De nouvelles solutions se développent donc parallèlement aux cimetières traditionnels : columbariums, sépultures collectives entretenues par des temples, tombes sous des arbres ou dispersion des cendres.

Des funérailles japonaises de plus en plus petites

Le changement le plus visible concerne cependant la taille des cérémonies.

Le modèle des grandes funérailles réunissant famille, voisins, collègues et relations professionnelles recule au profit de cérémonies plus intimes.

Une enquête nationale réalisée en 2024 auprès de 2 000 personnes ayant organisé des obsèques montre que 50 % avaient choisi des funérailles familiales (kazokusō), contre 30,1 % pour des funérailles traditionnelles ouvertes à un cercle plus large.

Les cérémonies organisées sur une seule journée représentaient 10,2 % des cas et les funérailles directes, essentiellement limitées à la crémation sans véritable cérémonie préalable, 9,6 %.

La crise sanitaire a accéléré cette évolution vers des cérémonies plus réduites, même si les funérailles réunissant davantage de participants ont légèrement progressé à nouveau depuis la fin des restrictions liées au Covid-19.

Entre respect des traditions et transformation de la société

Les rites funéraires japonais illustrent ainsi un contraste assez remarquable.

D’un côté subsistent des gestes extrêmement anciens : l’encens, le nom posthume, la veillée, le recueil des os à l’aide de baguettes ou encore les cérémonies du 49e jour.

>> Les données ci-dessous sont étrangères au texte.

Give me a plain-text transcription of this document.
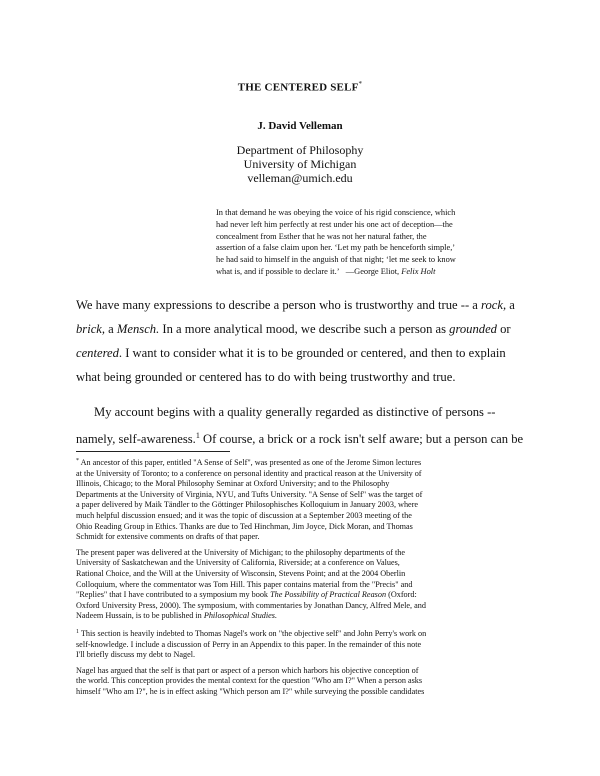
THE CENTERED SELF*
J. David Velleman
Department of Philosophy
University of Michigan
velleman@umich.edu
In that demand he was obeying the voice of his rigid conscience, which
had never left him perfectly at rest under his one act of deception—the
concealment from Esther that he was not her natural father, the
assertion of a false claim upon her. ‘Let my path be henceforth simple,’
he had said to himself in the anguish of that night; ‘let me seek to know
what is, and if possible to declare it.’ —George Eliot, Felix Holt
We have many expressions to describe a person who is trustworthy and true -- a rock, a
brick, a Mensch. In a more analytical mood, we describe such a person as grounded or
centered. I want to consider what it is to be grounded or centered, and then to explain
what being grounded or centered has to do with being trustworthy and true.
My account begins with a quality generally regarded as distinctive of persons --
namely, self-awareness.$^1$ Of course, a brick or a rock isn't self aware; but a person can be
* An ancestor of this paper, entitled "A Sense of Self", was presented as one of the Jerome Simon lectures
at the University of Toronto; to a conference on personal identity and practical reason at the University of
Illinois, Chicago; to the Moral Philosophy Seminar at Oxford University; and to the Philosophy
Departments at the University of Virginia, NYU, and Tufts University. "A Sense of Self" was the target of
a paper delivered by Maik Tändler to the Göttinger Philosophisches Kolloquium in January 2003, where
much helpful discussion ensued; and it was the topic of discussion at a September 2003 meeting of the
Ohio Reading Group in Ethics. Thanks are due to Ted Hinchman, Jim Joyce, Dick Moran, and Thomas
Schmidt for extensive comments on drafts of that paper.
The present paper was delivered at the University of Michigan; to the philosophy departments of the
University of Saskatchewan and the University of California, Riverside; at a conference on Values,
Rational Choice, and the Will at the University of Wisconsin, Stevens Point; and at the 2004 Oberlin
Colloquium, where the commentator was Tom Hill. This paper contains material from the "Precis" and
"Replies" that I have contributed to a symposium my book The Possibility of Practical Reason (Oxford:
Oxford University Press, 2000). The symposium, with commentaries by Jonathan Dancy, Alfred Mele, and
Nadeem Hussain, is to be published in Philosophical Studies.
$^1$ This section is heavily indebted to Thomas Nagel's work on "the objective self" and John Perry's work on
self-knowledge. I include a discussion of Perry in an Appendix to this paper. In the remainder of this note
I'll briefly discuss my debt to Nagel.
Nagel has argued that the self is that part or aspect of a person which harbors his objective conception of
the world. This conception provides the mental context for the question "Who am I?" When a person asks
himself "Who am I?", he is in effect asking "Which person am I?" while surveying the possible candidates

De l’autre, la société japonaise transforme progressivement ses pratiques funéraires sous l’effet du vieillissement de la population, de l’urbanisation et de familles moins nombreuses.

Mais une caractéristique demeure : la place centrale accordée au rituel et au respect du défunt.

Même lorsque les cérémonies deviennent plus courtes ou plus intimes, les funérailles japonaises restent ainsi fortement structurées par des gestes symboliques transmis de génération en génération.